> The LXC images failed to start under linux-image-4.2.0-28-generic, with a kernel oops.

this bug isn't about kernel oopses.

> Setting /proc/sys/net/ipv4/xfrm4_gc_thresh to 5 causes the failure almost immediately.
> 
> I would like to confirm my procedure however. I've been changing /proc/sys/net/ipv4/xfrm4_gc_thresh inside the containers,
> not the host. Is this correct?

no, that's not correct, and unfortunately the "reproducer" in this bug description is completely invalid (it was copied from a private bug for this issue).  ipsec will NEVER work with gc_thresh set to 5, due to the internal details between the xfrm gc_thresh and the hardcoded flowcache per-cpu hashtable size limit.  In upstream the xfrm4_gc_thresh has been changed to INT_MAX, because using a gc_thresh doesn't make any sense for xfrm dst entries; the total number of them possible is entirely dependent on the number of cpus in the system.

There is 1 xfrm dst entry per flowcache entry, and the flowcache entries are kept in a per-cpu hashtable that is strictly limited at 4096 entries (per cpu).  So, the total number of xfrm dst entries will be 4096 * num_active_cpus(), meaning that since the dst code stops allowing new dst allocation once the dst entry count is >= 2 * gc_thresh, the threshold (with the current default 32k gc_thresh) where dst allocation failures can begin to be seen is (32k * 2) / 4096 = 16 cpus.  On systems with less than 16 cpus, at the default gc_thresh of 32k, there will never be any dst allocation failures (except due to the real bug this addresses).  On systems with 16 or more cpus, with the default gc_thresh of 32k, there will/can be dst alloc failures (with a high enough ipsec usage rate, creating new connections - the flowcache clears all its entries every 10 minutes, so a lightly loaded ipsec with > 16 cpus could be fine).

Setting the xfrm4_gc_thresh value to anything less than (4k * 2 * CPUS) will result in failures, and in fact there is no point in setting xfrm4_gc_thresh to ANYTHING other than INT_MAX because it doesn't actually remove any dst entries.

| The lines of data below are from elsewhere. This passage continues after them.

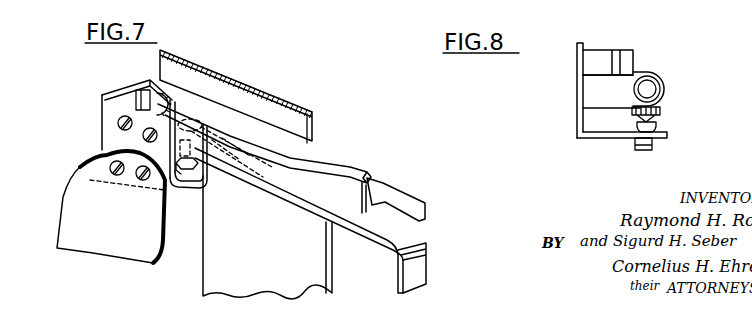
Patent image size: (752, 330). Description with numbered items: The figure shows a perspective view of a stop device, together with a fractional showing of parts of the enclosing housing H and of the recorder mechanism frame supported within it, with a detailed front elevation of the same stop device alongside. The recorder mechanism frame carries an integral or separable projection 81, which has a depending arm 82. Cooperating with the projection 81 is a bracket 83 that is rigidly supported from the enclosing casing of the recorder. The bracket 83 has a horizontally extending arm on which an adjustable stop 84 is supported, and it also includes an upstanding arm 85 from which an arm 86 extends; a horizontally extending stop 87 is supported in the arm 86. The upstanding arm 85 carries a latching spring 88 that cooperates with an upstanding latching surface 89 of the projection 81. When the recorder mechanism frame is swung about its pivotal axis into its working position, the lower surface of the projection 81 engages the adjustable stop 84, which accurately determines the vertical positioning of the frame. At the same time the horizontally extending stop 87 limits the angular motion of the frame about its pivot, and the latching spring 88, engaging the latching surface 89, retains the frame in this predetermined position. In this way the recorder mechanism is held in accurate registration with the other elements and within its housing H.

In FIG. 7, the projection 81 is at (369, 243).
In FIG. 7, the depending arm 82 is at (418, 281).
In FIG. 7, the bracket 83 is at (183, 192).
In FIG. 8, the bracket 83 is at (607, 133).
In FIG. 7, the adjustable stop 84 is at (222, 176).
In FIG. 8, the adjustable stop 84 is at (661, 112).
In FIG. 7, the upstanding arm 85 is at (112, 148).
In FIG. 8, the upstanding arm 85 is at (577, 97).
In FIG. 7, the arm 86 is at (118, 92).
In FIG. 8, the arm 86 is at (652, 73).
In FIG. 7, the horizontally extending stop 87 is at (143, 90).
In FIG. 8, the horizontally extending stop 87 is at (647, 93).
In FIG. 7, the latching spring 88 is at (328, 175).
In FIG. 8, the latching spring 88 is at (612, 50).
In FIG. 7, the latching surface 89 is at (374, 178).
In FIG. 7, the housing H is at (133, 245).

All that, unfortunately, is actually tangential to this real bug - the problem here is with multiple net namespaces (i.e. multiple containers) all running ipsec, the dst entry counter changes for one container can incorrectly be given to a different container - so one container could have its dst entry count steadily go down (incorrectly) while another container's dst entry count keeps going up (incorrectly).  The latter container there would eventually reach its 2 * gc_thresh limit and encounter dst allocation failures, making its ipsec network unusable.  Unfortunately, that error looks identical to the error when the dst entry counter is correct, but the number of system cpus is > 16 as described above.

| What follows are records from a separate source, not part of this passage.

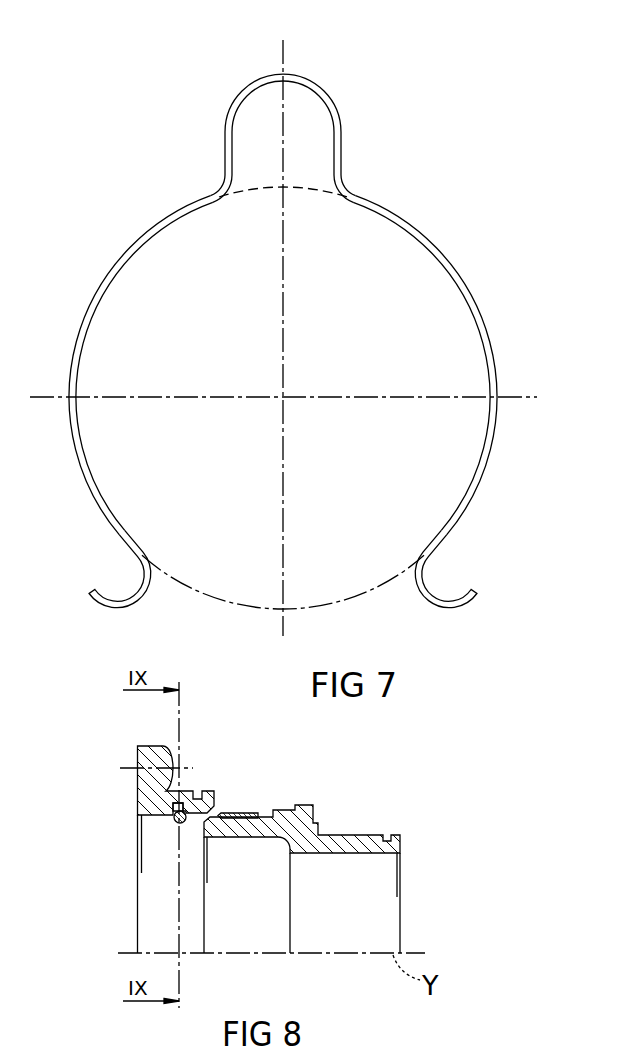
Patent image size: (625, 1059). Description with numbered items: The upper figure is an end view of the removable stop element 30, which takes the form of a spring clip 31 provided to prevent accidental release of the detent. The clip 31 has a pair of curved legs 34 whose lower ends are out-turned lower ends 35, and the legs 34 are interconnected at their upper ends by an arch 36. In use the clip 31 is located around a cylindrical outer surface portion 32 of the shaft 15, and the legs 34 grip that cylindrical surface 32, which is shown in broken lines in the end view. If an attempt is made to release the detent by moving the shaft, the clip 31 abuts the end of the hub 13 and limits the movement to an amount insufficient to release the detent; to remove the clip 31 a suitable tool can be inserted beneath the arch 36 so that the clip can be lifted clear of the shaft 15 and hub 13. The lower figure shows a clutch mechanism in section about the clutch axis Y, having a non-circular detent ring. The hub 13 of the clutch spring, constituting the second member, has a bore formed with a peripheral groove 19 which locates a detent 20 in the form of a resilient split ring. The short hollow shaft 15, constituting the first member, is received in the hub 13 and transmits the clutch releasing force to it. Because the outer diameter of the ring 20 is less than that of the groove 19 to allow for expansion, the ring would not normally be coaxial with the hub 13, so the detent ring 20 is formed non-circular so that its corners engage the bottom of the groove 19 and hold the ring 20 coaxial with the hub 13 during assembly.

In FIG. 7, the stop element 30 is at (293, 324).
In FIG. 7, the spring clip 31 is at (155, 228).
In FIG. 7, the cylindrical outer surface portion 32 is at (193, 587).
In FIG. 7, the curved legs 34 is at (110, 277).
In FIG. 7, the out-turned lower ends 35 is at (95, 600).
In FIG. 7, the arch 36 is at (320, 83).
In FIG. 8, the hub 13 is at (142, 757).
In FIG. 8, the shaft 15 is at (352, 855).
In FIG. 8, the peripheral groove 19 is at (175, 806).
In FIG. 8, the detent 20 is at (176, 821).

To test this fix, multiple containers must be started (just 2 is fine).  On each container, new ipsec connections should be created as fast as possible; e.g. something like:

while true ; do ping -c 1 OTHER_CONTAINER ; done

so each container is pinging each other - but it's important to use -c 1 so that each ping creates a new ipsec dst entry; just normal ping will re-use the existing dst entry.

After a sufficiently long period (depending on the number of containers and number of cpus, and the luck of randomly incorrectly assigning dst entry count changes to different containers) one or more containers should get dst allocation failures and its ipsec network should not be usable anymore.  To speed up reproduction of this bug, lower the xfrm4_gc_thresh to a value ABOVE (2 * 4096 * CPUS), but close to it - e.g. something like 10k * CPUS.  With that gc_thresh value set, this bug should be reproducable fairly quickly (order of days or less) without the patch, but not reproducable with the patch (i.e. with the -proposed repo kernel).